L’étude des cheveux peut être faite en dernier recours et même après plusieurs semaines de vie, mais peut poser problème quant à la quantité prélevable, parfois trop faible pour autoriser une grande sensibilité (27, 28). Ainsi, chez les enfants à risque, les analyses toxicologiques complètent la recherche, dès la naissance, de la séméiologie du syndrome de sevrage aux opiacés, ceci afin de poser le diagnostic. De plus, cet ensemble de symptômes aspécifiques sera codifié afin de distinguer précisément l’absence et la présence d’un syndrome de sevrage (7).
3.3. SCORES
Les scores, qui sont en fait des systèmes de codification, ont été développés pour contrôler le nouveau-né exposé aux opiacés et estimer ainsi objectivement l’apparition, la progression et la diminution des symptômes du sevrage, ainsi que leur sévérité. Certains permettent d’adapter le traitement du syndrome de sevrage aux opiacés. Pour examiner les adaptations neurocomportementales des nouveau-nés de mères pharmacodépendantes, l’échelle de Brazelton a été très employée. Celle-ci évalue les réponses à des stimuli, les éléments comportementaux (sommeil, réveil, pleurs…), l’état neurologique (irritabilité, « consolabilité »,…), et le développement moteur. Par exemple, sont étudiées l’adaptation aux stimuli tels que lumière et sonnerie ainsi que la réponse à des stimuli animés et inanimés (visage, voix, hochet…). Trente-trois points sont évalués sur une échelle de 1 à 9. Le caractère « consolabilité » donnera un score faible quand le nouveau-né est inconsolable et un score élevé quand la seule présence d’un visage suffit à rassurer l’enfant. L’avantage de ce score réside surtout dans le large éventail d’attitudes étudiées.
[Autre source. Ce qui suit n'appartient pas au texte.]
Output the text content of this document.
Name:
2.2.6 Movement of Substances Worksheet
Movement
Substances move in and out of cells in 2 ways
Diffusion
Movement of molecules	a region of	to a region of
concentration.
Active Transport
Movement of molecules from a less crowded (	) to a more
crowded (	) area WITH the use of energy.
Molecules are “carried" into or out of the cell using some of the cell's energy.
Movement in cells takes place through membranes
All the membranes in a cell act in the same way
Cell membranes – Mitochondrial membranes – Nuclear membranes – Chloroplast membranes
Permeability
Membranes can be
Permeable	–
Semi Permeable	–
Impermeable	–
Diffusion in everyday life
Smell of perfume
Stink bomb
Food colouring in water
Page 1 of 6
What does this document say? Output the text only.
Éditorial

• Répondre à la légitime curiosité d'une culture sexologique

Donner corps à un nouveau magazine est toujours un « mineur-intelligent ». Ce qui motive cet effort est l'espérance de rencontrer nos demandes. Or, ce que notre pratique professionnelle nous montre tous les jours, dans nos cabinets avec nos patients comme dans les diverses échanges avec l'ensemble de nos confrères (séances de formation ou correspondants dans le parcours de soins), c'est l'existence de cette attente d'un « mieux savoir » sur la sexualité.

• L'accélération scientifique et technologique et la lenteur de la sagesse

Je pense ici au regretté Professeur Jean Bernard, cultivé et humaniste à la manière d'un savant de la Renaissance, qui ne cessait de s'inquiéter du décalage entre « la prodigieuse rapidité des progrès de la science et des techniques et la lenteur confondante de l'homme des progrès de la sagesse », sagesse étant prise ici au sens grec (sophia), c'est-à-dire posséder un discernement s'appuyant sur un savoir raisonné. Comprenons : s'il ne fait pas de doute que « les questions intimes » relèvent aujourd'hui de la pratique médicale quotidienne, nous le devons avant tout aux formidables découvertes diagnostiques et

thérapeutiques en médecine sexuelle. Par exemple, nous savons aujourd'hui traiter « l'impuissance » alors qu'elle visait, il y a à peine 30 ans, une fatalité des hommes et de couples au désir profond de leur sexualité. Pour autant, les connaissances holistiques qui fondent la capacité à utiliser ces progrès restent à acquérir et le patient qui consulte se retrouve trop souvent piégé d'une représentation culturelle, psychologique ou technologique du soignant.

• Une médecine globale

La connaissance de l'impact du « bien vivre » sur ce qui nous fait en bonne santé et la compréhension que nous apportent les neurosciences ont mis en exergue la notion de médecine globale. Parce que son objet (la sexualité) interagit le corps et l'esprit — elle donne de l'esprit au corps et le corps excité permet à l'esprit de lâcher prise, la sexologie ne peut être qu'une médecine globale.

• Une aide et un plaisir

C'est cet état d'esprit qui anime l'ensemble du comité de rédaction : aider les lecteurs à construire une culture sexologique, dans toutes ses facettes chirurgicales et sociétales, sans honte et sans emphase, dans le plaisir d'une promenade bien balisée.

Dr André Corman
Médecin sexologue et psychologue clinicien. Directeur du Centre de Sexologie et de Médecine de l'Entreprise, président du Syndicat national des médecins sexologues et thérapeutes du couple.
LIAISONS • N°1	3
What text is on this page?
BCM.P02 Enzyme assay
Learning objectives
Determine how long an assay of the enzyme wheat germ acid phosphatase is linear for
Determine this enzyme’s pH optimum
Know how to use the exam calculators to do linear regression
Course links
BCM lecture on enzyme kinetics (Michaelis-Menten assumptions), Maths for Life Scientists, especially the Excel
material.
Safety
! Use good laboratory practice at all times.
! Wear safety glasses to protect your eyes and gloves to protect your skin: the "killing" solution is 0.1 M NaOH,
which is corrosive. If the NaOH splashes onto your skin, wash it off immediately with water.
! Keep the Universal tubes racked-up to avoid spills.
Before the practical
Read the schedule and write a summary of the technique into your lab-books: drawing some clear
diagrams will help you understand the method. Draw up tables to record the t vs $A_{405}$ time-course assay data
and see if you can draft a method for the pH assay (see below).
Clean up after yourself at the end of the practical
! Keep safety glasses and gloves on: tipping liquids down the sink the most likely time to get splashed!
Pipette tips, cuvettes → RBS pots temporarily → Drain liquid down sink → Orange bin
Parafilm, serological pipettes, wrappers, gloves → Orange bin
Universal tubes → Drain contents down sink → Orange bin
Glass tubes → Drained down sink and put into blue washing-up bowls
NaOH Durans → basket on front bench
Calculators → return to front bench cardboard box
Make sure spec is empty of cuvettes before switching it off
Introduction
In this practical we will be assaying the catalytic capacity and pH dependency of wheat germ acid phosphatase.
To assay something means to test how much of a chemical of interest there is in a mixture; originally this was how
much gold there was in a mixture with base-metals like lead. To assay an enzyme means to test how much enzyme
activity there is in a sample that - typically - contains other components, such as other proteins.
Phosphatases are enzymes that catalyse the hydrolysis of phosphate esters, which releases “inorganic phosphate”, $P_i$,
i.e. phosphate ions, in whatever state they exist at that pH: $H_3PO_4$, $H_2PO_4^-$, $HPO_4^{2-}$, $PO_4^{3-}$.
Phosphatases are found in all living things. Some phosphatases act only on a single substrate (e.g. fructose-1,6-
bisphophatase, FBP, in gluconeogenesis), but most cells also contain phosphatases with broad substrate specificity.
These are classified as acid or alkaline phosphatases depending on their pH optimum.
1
En 1974, A. B. Soule a testé ce score sur des nouveau-nés de mère sous méthadone et y a trouvé de l’intérêt pour le diagnostic précoce d’une addiction, également pour le suivi des enfants atteints, et les soins qui leur sont prodigués. Par exemple, cette étude a montré une réponse pauvre des nouveau-nés aux stimuli visuels. Néanmoins, l’intérêt du score de Brazelton, dans le cas du syndrome de sevrage du nourrisson, est modéré du fait de son objectivité relative et de son imprécision quant aux données de causalité, certaines variables n’étant pas isolées (conditions pré et postnatales, complications de l’accouchement, poids de naissance…) (10, 11).
L. Franck et J. Vilardi citent le NNWI (Neonatal Narcotic Withdrawal Index) qui évalue 7 indicateurs notés de 0 à 2. Sa validité a été déterminée en comparant les scores de 40 enfants non exposés avec 50 nouveau-nés exposés aux opiacés, lors de leur deuxième jour de vie (les scores des enfants exposés étaient significativement supérieurs) (7). Ostrea classe le syndrome de sevrage en trois catégories : sévère, modéré, faible (Annexe 1). Ainsi, un tableau à double entrées reprend 6 critères (vomissements, diarrhée, perte de poids, irritabilité, trémulations et/ou myoclonies, tachypnée) selon leur intensité (faible, modéré, sévère) (29).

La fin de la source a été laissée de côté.